Some business owners are less aware of the implications.

David Daly, a chartered accountant in Dubai, said there remains little awareness among many business - and some appear to believe the tax won't come in.

"Unfortunately, I’m not sure it will particularly shift organisations' attitudes in preparation for the UAE’s VAT environment when it goes live on the 1st January 2018," he said.

"The release of the Tax Procedures Law has been trailed for many months and while it represents an important step in formalising the UAE’s statutory approach to tax more generally, there remains an unconscious defiance that VAT will actually happen."

Michael Patchett-Joyce, a commercial lawyer and arbitration specialist based in London and the UAE, said the threat of a fine or "a prison sentence and a monetary penalty not exceeding five times the amount of tax evaded" should be a wake-up call for companies.

"Ignorance of the law might be blissful, but is no excuse. The pace of legislative development will quicken over the coming months.

"Businesses need to keep abreast. Only the adept can hope to meet their tax obligations."

A survey from global auditors EY in March found half of companies were not ready for VAT and only 11 per cent had looked at the changes needed to their operations and IT systems. Another study two weeks ago by ACCA and Thomson Reuters found less than 40 per cent have the in-house ability to manage the process.

The Federal Tax Authority has said organisations will be able to voluntarily register in the third quarter of this year.

Some organisations may be waiting to see the details of the UAE VAT law before fully pushing ahead with preparations.

But Mr Daly said businesses know enough to begin the process.

"With only five months of 2017 remaining, organisations need to urgently surrender their inactivity to this additional portent and prepare for VAT."
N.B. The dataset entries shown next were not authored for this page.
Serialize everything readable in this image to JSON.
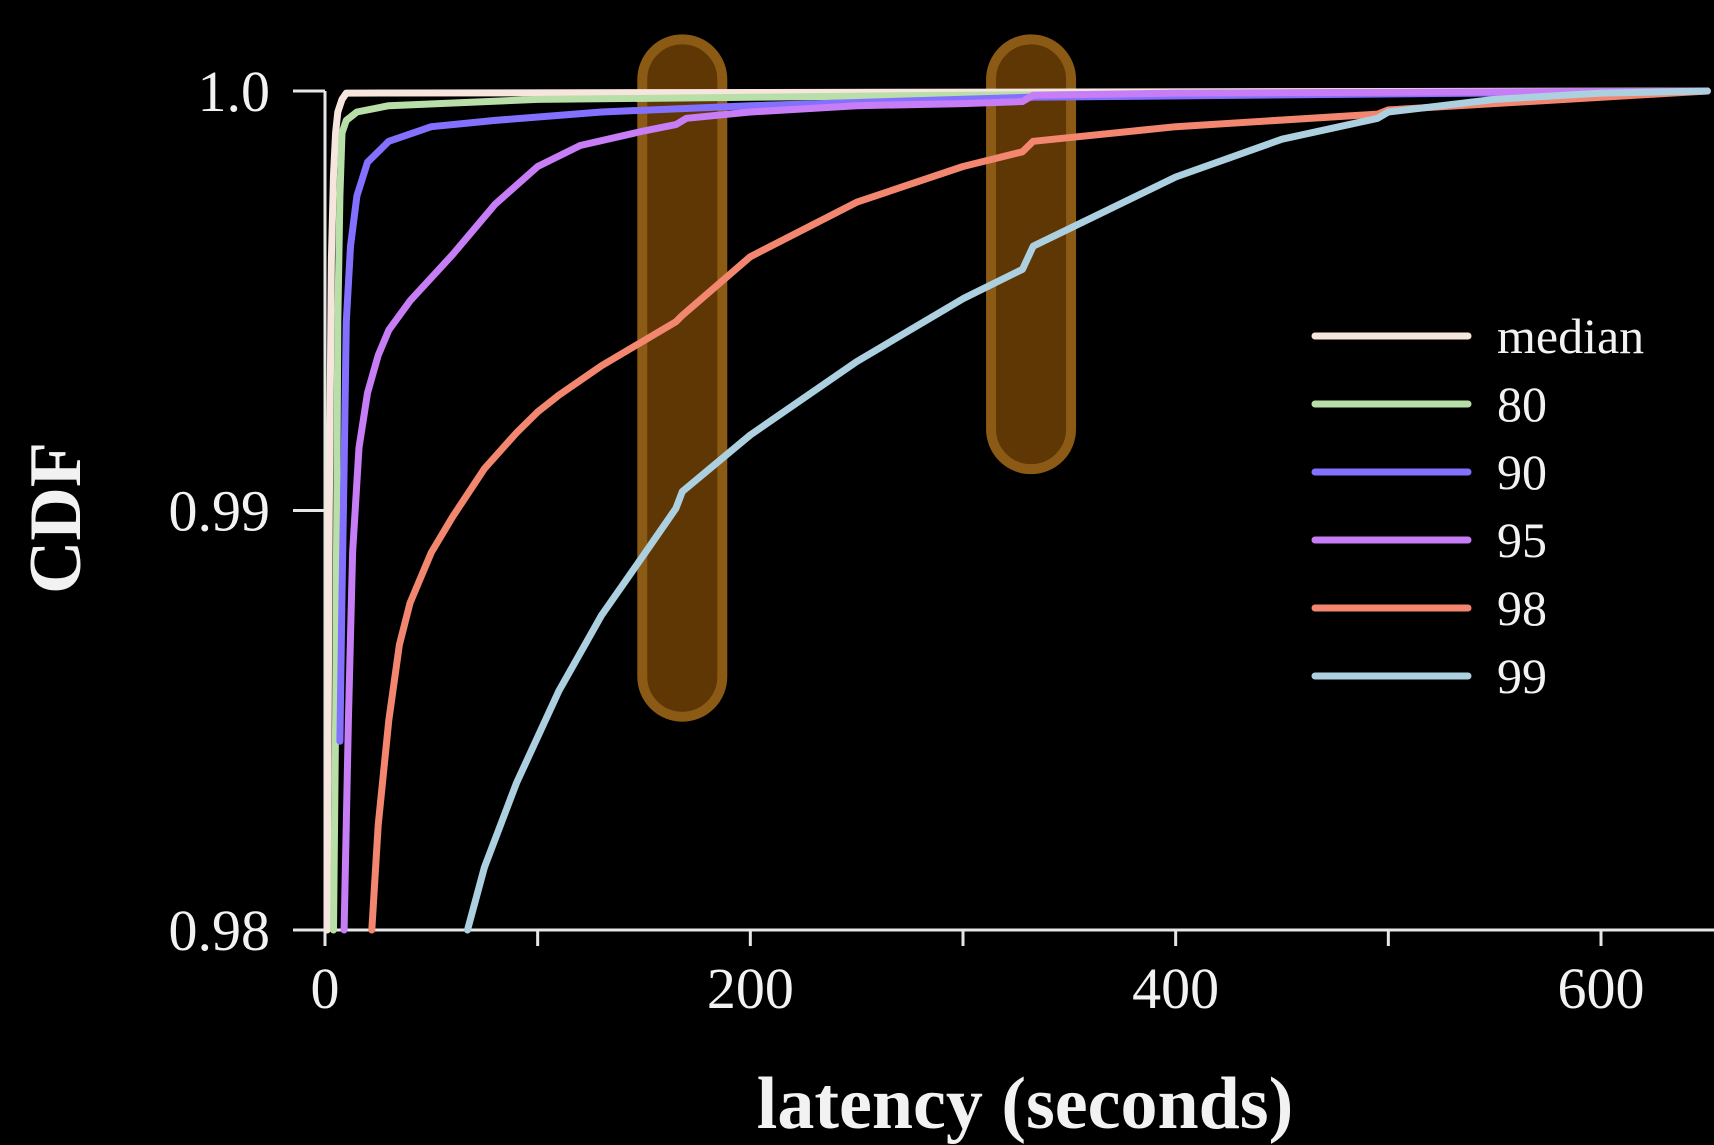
{
  "chart_data": {
    "type": "line",
    "title": "",
    "xlabel": "latency (seconds)",
    "ylabel": "CDF",
    "xlim": [
      0,
      650
    ],
    "ylim": [
      0.98,
      1.0
    ],
    "grid": false,
    "legend_position": "right",
    "x_ticks": [
      {
        "value": 0,
        "label": "0"
      },
      {
        "value": 100,
        "label": ""
      },
      {
        "value": 200,
        "label": "200"
      },
      {
        "value": 300,
        "label": ""
      },
      {
        "value": 400,
        "label": "400"
      },
      {
        "value": 500,
        "label": ""
      },
      {
        "value": 600,
        "label": "600"
      }
    ],
    "y_ticks": [
      {
        "value": 0.98,
        "label": "0.98"
      },
      {
        "value": 0.99,
        "label": "0.99"
      },
      {
        "value": 1.0,
        "label": "1.0"
      }
    ],
    "highlights": [
      {
        "x": 168,
        "y_range": [
          0.9858,
          0.9998
        ],
        "color": "#8b5a14"
      },
      {
        "x": 332,
        "y_range": [
          0.9917,
          0.9998
        ],
        "color": "#8b5a14"
      }
    ],
    "series": [
      {
        "name": "median",
        "color": "#f7e6de",
        "x": [
          1,
          1.5,
          2,
          3,
          4,
          5,
          6,
          8,
          10,
          650
        ],
        "y": [
          0.98,
          0.985,
          0.99,
          0.996,
          0.998,
          0.999,
          0.9995,
          0.9998,
          0.99995,
          1.0
        ]
      },
      {
        "name": "80",
        "color": "#b9dfa8",
        "x": [
          4,
          5,
          6,
          7,
          8,
          10,
          15,
          30,
          100,
          300,
          650
        ],
        "y": [
          0.98,
          0.985,
          0.9945,
          0.9975,
          0.999,
          0.9993,
          0.9995,
          0.99965,
          0.9998,
          0.9999,
          1.0
        ]
      },
      {
        "name": "90",
        "color": "#8370ff",
        "x": [
          7,
          8,
          9,
          10,
          12,
          15,
          20,
          30,
          50,
          80,
          130,
          200,
          330,
          650
        ],
        "y": [
          0.9845,
          0.988,
          0.991,
          0.9945,
          0.9963,
          0.9975,
          0.9983,
          0.9988,
          0.99915,
          0.9993,
          0.9995,
          0.99965,
          0.99985,
          1.0
        ]
      },
      {
        "name": "95",
        "color": "#c77df5",
        "x": [
          9,
          11,
          13,
          16,
          20,
          25,
          30,
          40,
          50,
          60,
          70,
          80,
          100,
          120,
          150,
          165,
          170,
          200,
          250,
          300,
          328,
          333,
          400,
          650
        ],
        "y": [
          0.98,
          0.985,
          0.989,
          0.9915,
          0.9928,
          0.9937,
          0.9943,
          0.995,
          0.99555,
          0.9961,
          0.9967,
          0.9973,
          0.9982,
          0.9987,
          0.99905,
          0.9992,
          0.99935,
          0.9995,
          0.99965,
          0.9997,
          0.99975,
          0.9999,
          0.99995,
          1.0
        ]
      },
      {
        "name": "98",
        "color": "#f2866f",
        "x": [
          22,
          25,
          30,
          35,
          40,
          50,
          60,
          75,
          90,
          100,
          110,
          130,
          150,
          165,
          168,
          200,
          250,
          300,
          328,
          333,
          400,
          495,
          500,
          650
        ],
        "y": [
          0.98,
          0.9825,
          0.985,
          0.9868,
          0.9878,
          0.989,
          0.98985,
          0.991,
          0.99185,
          0.99235,
          0.99275,
          0.99345,
          0.99405,
          0.9945,
          0.99465,
          0.99605,
          0.99735,
          0.9982,
          0.99855,
          0.9988,
          0.99915,
          0.99945,
          0.99955,
          1.0
        ]
      },
      {
        "name": "99",
        "color": "#acd0e0",
        "x": [
          67,
          75,
          90,
          110,
          130,
          150,
          165,
          168,
          200,
          250,
          300,
          328,
          333,
          400,
          450,
          495,
          500,
          550,
          600,
          650
        ],
        "y": [
          0.98,
          0.9815,
          0.9835,
          0.9857,
          0.9875,
          0.98895,
          0.99005,
          0.99045,
          0.9918,
          0.99355,
          0.99505,
          0.99575,
          0.9963,
          0.99795,
          0.99885,
          0.99935,
          0.9995,
          0.9998,
          0.99995,
          1.0
        ]
      }
    ]
  }
}
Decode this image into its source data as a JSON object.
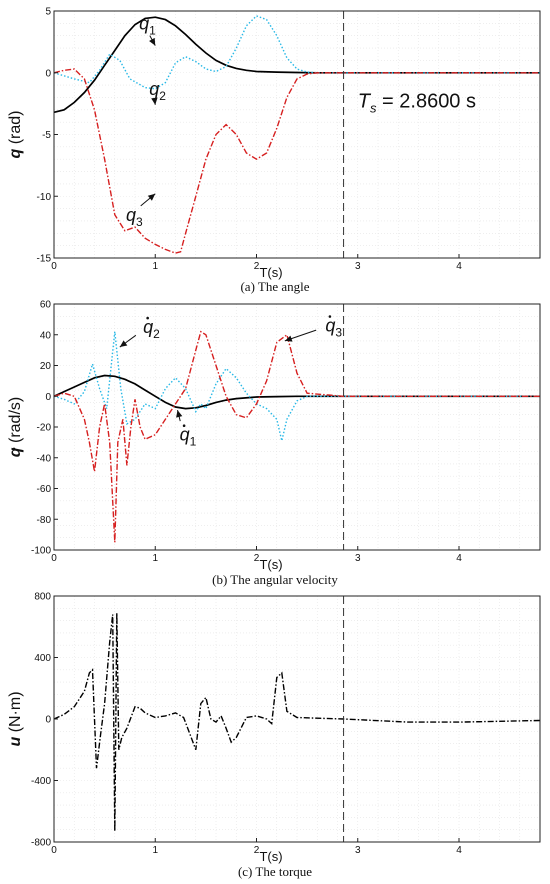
{
  "captions": {
    "a": "(a) The angle",
    "b": "(b) The angular velocity",
    "c": "(c) The torque"
  },
  "chart_data": [
    {
      "type": "line",
      "panel": "a",
      "xlabel": "T(s)",
      "ylabel_sym": "q",
      "ylabel_unit": "(rad)",
      "xlim": [
        0,
        4.8
      ],
      "ylim": [
        -15,
        5
      ],
      "xticks": [
        0,
        1,
        2,
        3,
        4
      ],
      "yticks": [
        5,
        0,
        -5,
        -10,
        -15
      ],
      "grid": true,
      "vline_x": 2.86,
      "annotation": {
        "lhs": "T",
        "sub": "s",
        "text": " = 2.8600 s"
      },
      "series": [
        {
          "name": "1",
          "color": "#000000",
          "dash": "solid",
          "x": [
            0,
            0.1,
            0.2,
            0.3,
            0.4,
            0.5,
            0.6,
            0.7,
            0.8,
            0.9,
            1.0,
            1.1,
            1.2,
            1.3,
            1.4,
            1.5,
            1.6,
            1.7,
            1.8,
            1.9,
            2.0,
            2.2,
            2.4,
            2.6,
            2.86,
            3.5,
            4.8
          ],
          "y": [
            -3.2,
            -3.0,
            -2.4,
            -1.6,
            -0.6,
            0.6,
            1.8,
            3.0,
            3.9,
            4.4,
            4.5,
            4.3,
            3.8,
            3.1,
            2.3,
            1.6,
            1.0,
            0.6,
            0.35,
            0.2,
            0.1,
            0.05,
            0.02,
            0,
            0,
            0,
            0
          ]
        },
        {
          "name": "2",
          "color": "#27b8e6",
          "dash": "dot",
          "x": [
            0,
            0.2,
            0.35,
            0.45,
            0.55,
            0.65,
            0.75,
            0.9,
            1.0,
            1.1,
            1.2,
            1.3,
            1.4,
            1.5,
            1.6,
            1.7,
            1.8,
            1.9,
            2.0,
            2.1,
            2.2,
            2.3,
            2.4,
            2.5,
            2.6,
            2.86,
            3.5,
            4.8
          ],
          "y": [
            0,
            -0.5,
            -0.8,
            0.2,
            1.5,
            1.0,
            -0.5,
            -1.2,
            -1.3,
            -0.8,
            0.8,
            1.3,
            0.9,
            0.3,
            0.1,
            0.5,
            2.0,
            3.8,
            4.6,
            4.3,
            3.0,
            1.2,
            0.3,
            0.05,
            0,
            0,
            0,
            0
          ]
        },
        {
          "name": "3",
          "color": "#d62020",
          "dash": "dashdot",
          "x": [
            0,
            0.1,
            0.2,
            0.3,
            0.4,
            0.5,
            0.6,
            0.7,
            0.8,
            0.9,
            1.0,
            1.1,
            1.2,
            1.25,
            1.3,
            1.4,
            1.5,
            1.6,
            1.7,
            1.8,
            1.9,
            2.0,
            2.1,
            2.2,
            2.3,
            2.4,
            2.5,
            2.6,
            2.7,
            2.86,
            3.5,
            4.8
          ],
          "y": [
            0,
            0.2,
            0.3,
            -0.5,
            -3.0,
            -7.0,
            -11.5,
            -12.8,
            -12.5,
            -13.4,
            -13.9,
            -14.3,
            -14.6,
            -14.5,
            -13.0,
            -10.0,
            -7.0,
            -5.0,
            -4.2,
            -5.0,
            -6.5,
            -7.0,
            -6.5,
            -4.5,
            -2.0,
            -0.5,
            -0.1,
            0,
            0,
            0,
            0,
            0
          ]
        }
      ],
      "labels": [
        {
          "series": "1",
          "ax": 1.0,
          "ay": 2.2,
          "tx": 0.88,
          "ty": 4.0
        },
        {
          "series": "2",
          "ax": 1.0,
          "ay": -2.6,
          "tx": 0.98,
          "ty": -1.3
        },
        {
          "series": "3",
          "ax": 1.0,
          "ay": -9.8,
          "tx": 0.75,
          "ty": -11.5
        }
      ]
    },
    {
      "type": "line",
      "panel": "b",
      "xlabel": "T(s)",
      "ylabel_sym": "q",
      "ylabel_unit": "(rad/s)",
      "dot": true,
      "xlim": [
        0,
        4.8
      ],
      "ylim": [
        -100,
        60
      ],
      "xticks": [
        0,
        1,
        2,
        3,
        4
      ],
      "yticks": [
        60,
        40,
        20,
        0,
        -20,
        -40,
        -60,
        -80,
        -100
      ],
      "grid": true,
      "vline_x": 2.86,
      "series": [
        {
          "name": "1",
          "color": "#000000",
          "dash": "solid",
          "x": [
            0,
            0.1,
            0.2,
            0.3,
            0.4,
            0.5,
            0.6,
            0.7,
            0.8,
            0.9,
            1.0,
            1.1,
            1.2,
            1.3,
            1.4,
            1.5,
            1.6,
            1.7,
            1.8,
            2.0,
            2.2,
            2.4,
            2.6,
            2.86,
            3.5,
            4.8
          ],
          "y": [
            0,
            3,
            6,
            9,
            12,
            13.5,
            13,
            11,
            8,
            4,
            0,
            -4,
            -7,
            -8,
            -7.5,
            -6,
            -4,
            -2.5,
            -1.5,
            -0.5,
            -0.2,
            0,
            0,
            0,
            0,
            0
          ]
        },
        {
          "name": "2",
          "color": "#27b8e6",
          "dash": "dot",
          "x": [
            0,
            0.1,
            0.2,
            0.3,
            0.38,
            0.45,
            0.52,
            0.6,
            0.66,
            0.72,
            0.8,
            0.9,
            1.0,
            1.1,
            1.2,
            1.3,
            1.4,
            1.45,
            1.5,
            1.55,
            1.6,
            1.7,
            1.8,
            1.9,
            2.0,
            2.1,
            2.2,
            2.25,
            2.3,
            2.4,
            2.5,
            2.6,
            2.86,
            3.5,
            4.8
          ],
          "y": [
            0,
            -2,
            -5,
            3,
            21,
            5,
            -8,
            42,
            5,
            -18,
            -15,
            -5,
            -8,
            5,
            12,
            5,
            -10,
            -5,
            -8,
            0,
            8,
            18,
            12,
            2,
            -5,
            -8,
            -15,
            -29,
            -15,
            -3,
            0,
            0,
            0,
            0,
            0
          ]
        },
        {
          "name": "3",
          "color": "#d62020",
          "dash": "dashdot",
          "x": [
            0,
            0.1,
            0.2,
            0.3,
            0.35,
            0.4,
            0.45,
            0.5,
            0.55,
            0.6,
            0.63,
            0.68,
            0.72,
            0.76,
            0.8,
            0.85,
            0.9,
            1.0,
            1.1,
            1.2,
            1.3,
            1.4,
            1.45,
            1.5,
            1.6,
            1.7,
            1.8,
            1.9,
            2.0,
            2.1,
            2.2,
            2.3,
            2.4,
            2.5,
            2.86,
            3.5,
            4.8
          ],
          "y": [
            0,
            2,
            0,
            -15,
            -30,
            -49,
            -20,
            -5,
            -30,
            -95,
            -30,
            -15,
            -45,
            -20,
            -2,
            -20,
            -28,
            -25,
            -15,
            -5,
            5,
            30,
            42,
            40,
            20,
            0,
            -12,
            -14,
            -5,
            10,
            35,
            40,
            15,
            2,
            0,
            0,
            0
          ]
        }
      ],
      "labels": [
        {
          "series": "2",
          "ax": 0.65,
          "ay": 32,
          "tx": 0.92,
          "ty": 45
        },
        {
          "series": "1",
          "ax": 1.22,
          "ay": -9,
          "tx": 1.28,
          "ty": -25
        },
        {
          "series": "3",
          "ax": 2.28,
          "ay": 36,
          "tx": 2.72,
          "ty": 46
        }
      ]
    },
    {
      "type": "line",
      "panel": "c",
      "xlabel": "T(s)",
      "ylabel_sym": "u",
      "ylabel_unit": "(N·m)",
      "xlim": [
        0,
        4.8
      ],
      "ylim": [
        -800,
        800
      ],
      "xticks": [
        0,
        1,
        2,
        3,
        4
      ],
      "yticks": [
        800,
        400,
        0,
        -400,
        -800
      ],
      "grid": true,
      "vline_x": 2.86,
      "series": [
        {
          "name": "u",
          "color": "#000000",
          "dash": "dashdot",
          "x": [
            0,
            0.1,
            0.2,
            0.3,
            0.35,
            0.38,
            0.42,
            0.46,
            0.5,
            0.55,
            0.58,
            0.6,
            0.62,
            0.64,
            0.67,
            0.72,
            0.8,
            0.85,
            0.9,
            1.0,
            1.1,
            1.2,
            1.28,
            1.32,
            1.4,
            1.45,
            1.5,
            1.55,
            1.6,
            1.65,
            1.7,
            1.75,
            1.8,
            1.9,
            2.0,
            2.1,
            2.15,
            2.2,
            2.25,
            2.3,
            2.4,
            2.6,
            2.86,
            3.5,
            4.0,
            4.8
          ],
          "y": [
            0,
            30,
            80,
            180,
            300,
            320,
            -320,
            -100,
            100,
            500,
            680,
            -730,
            690,
            -200,
            -120,
            -60,
            80,
            70,
            40,
            10,
            20,
            40,
            10,
            -60,
            -200,
            100,
            140,
            0,
            -20,
            20,
            -60,
            -150,
            -120,
            10,
            20,
            0,
            -30,
            270,
            300,
            50,
            10,
            5,
            0,
            -20,
            -20,
            -10
          ]
        }
      ],
      "labels": []
    }
  ]
}
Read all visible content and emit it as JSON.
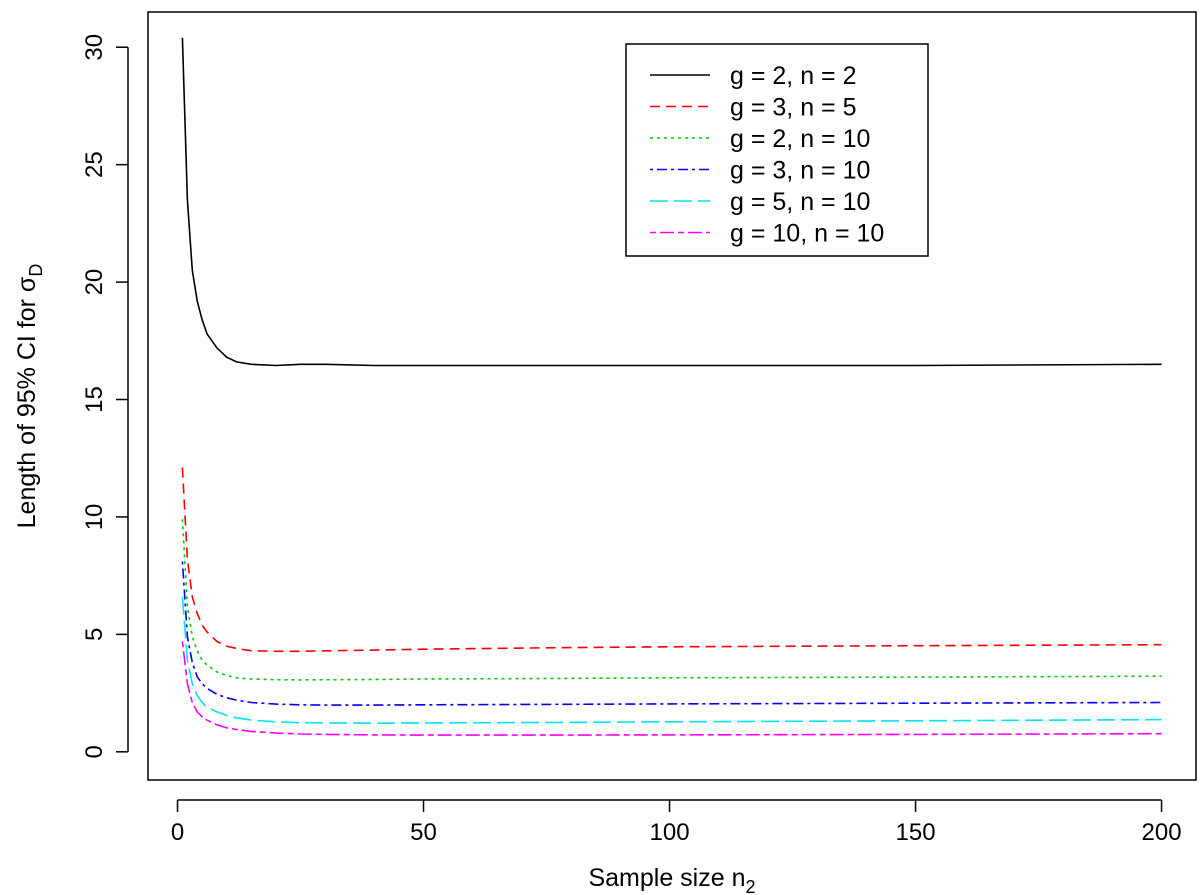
{
  "chart_data": {
    "type": "line",
    "title": "",
    "xlabel": "Sample size n",
    "xlabel_sub": "2",
    "ylabel": "Length of 95% CI for σ",
    "ylabel_sub": "D",
    "xlim": [
      -6,
      207
    ],
    "ylim": [
      -1.2,
      31.5
    ],
    "xticks": [
      0,
      50,
      100,
      150,
      200
    ],
    "yticks": [
      0,
      5,
      10,
      15,
      20,
      25,
      30
    ],
    "grid": false,
    "legend_position": "top-right",
    "series": [
      {
        "name": "g = 2, n = 2",
        "color": "#000000",
        "dash": "solid",
        "x": [
          1,
          2,
          3,
          4,
          5,
          6,
          8,
          10,
          12,
          15,
          20,
          25,
          30,
          40,
          50,
          75,
          100,
          150,
          200
        ],
        "y": [
          30.4,
          23.5,
          20.5,
          19.2,
          18.4,
          17.8,
          17.2,
          16.8,
          16.6,
          16.5,
          16.45,
          16.5,
          16.5,
          16.45,
          16.45,
          16.45,
          16.45,
          16.45,
          16.5
        ]
      },
      {
        "name": "g = 3, n = 5",
        "color": "#ff0000",
        "dash": "dashed",
        "x": [
          1,
          2,
          3,
          4,
          5,
          6,
          8,
          10,
          12,
          15,
          20,
          25,
          30,
          40,
          50,
          75,
          100,
          150,
          200
        ],
        "y": [
          12.1,
          8.2,
          6.6,
          5.9,
          5.4,
          5.1,
          4.7,
          4.5,
          4.4,
          4.3,
          4.28,
          4.28,
          4.3,
          4.33,
          4.37,
          4.43,
          4.47,
          4.52,
          4.56
        ]
      },
      {
        "name": "g = 2, n = 10",
        "color": "#00cd00",
        "dash": "dotted",
        "x": [
          1,
          2,
          3,
          4,
          5,
          6,
          8,
          10,
          12,
          15,
          20,
          25,
          30,
          40,
          50,
          75,
          100,
          150,
          200
        ],
        "y": [
          9.9,
          6.2,
          4.9,
          4.3,
          3.9,
          3.7,
          3.4,
          3.25,
          3.15,
          3.1,
          3.07,
          3.06,
          3.07,
          3.08,
          3.1,
          3.12,
          3.15,
          3.18,
          3.22
        ]
      },
      {
        "name": "g = 3, n = 10",
        "color": "#0000ff",
        "dash": "dotdash",
        "x": [
          1,
          2,
          3,
          4,
          5,
          6,
          8,
          10,
          12,
          15,
          20,
          25,
          30,
          40,
          50,
          75,
          100,
          150,
          200
        ],
        "y": [
          8.1,
          4.9,
          3.8,
          3.2,
          2.9,
          2.7,
          2.45,
          2.3,
          2.2,
          2.1,
          2.03,
          2.0,
          1.99,
          1.99,
          2.0,
          2.02,
          2.04,
          2.07,
          2.1
        ]
      },
      {
        "name": "g = 5, n = 10",
        "color": "#00e5ee",
        "dash": "longdash",
        "x": [
          1,
          2,
          3,
          4,
          5,
          6,
          8,
          10,
          12,
          15,
          20,
          25,
          30,
          40,
          50,
          75,
          100,
          150,
          200
        ],
        "y": [
          6.6,
          3.9,
          2.9,
          2.4,
          2.1,
          1.9,
          1.7,
          1.55,
          1.45,
          1.35,
          1.28,
          1.24,
          1.23,
          1.22,
          1.23,
          1.25,
          1.28,
          1.32,
          1.37
        ]
      },
      {
        "name": "g = 10, n = 10",
        "color": "#ff00ff",
        "dash": "twodash",
        "x": [
          1,
          2,
          3,
          4,
          5,
          6,
          8,
          10,
          12,
          15,
          20,
          25,
          30,
          40,
          50,
          75,
          100,
          150,
          200
        ],
        "y": [
          4.7,
          2.9,
          2.1,
          1.7,
          1.5,
          1.35,
          1.15,
          1.02,
          0.95,
          0.87,
          0.8,
          0.76,
          0.74,
          0.72,
          0.71,
          0.71,
          0.72,
          0.74,
          0.77
        ]
      }
    ]
  }
}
Of those that have not begun the process there are two options.

"One group will put in the cheapest solution they can find...and it won't work...and they'll be fined and have to do the project again.

"The second group will just ignore it until the fines arrive."

For the Government, the introduction of VAT marks a major opportunity to generate income at a time when the country is looking to reduce its reliance on oil.

VAT is estimated to generate Dh12 billion in the first year, and between Dh18 billion and Dh20 billion in the second year.

The UAE Ministry of Finance has been encouraging businesses to contact it on social media, using online chat facilities and videos to engage with companies.

Sheikh Hamdan bin Rashid, Minister of Finance and chairman of the Federal Tax Authority, said on Monday it was working "to establish an optimal legislative and executive environment to ease the nation into the VAT and excise tax systems".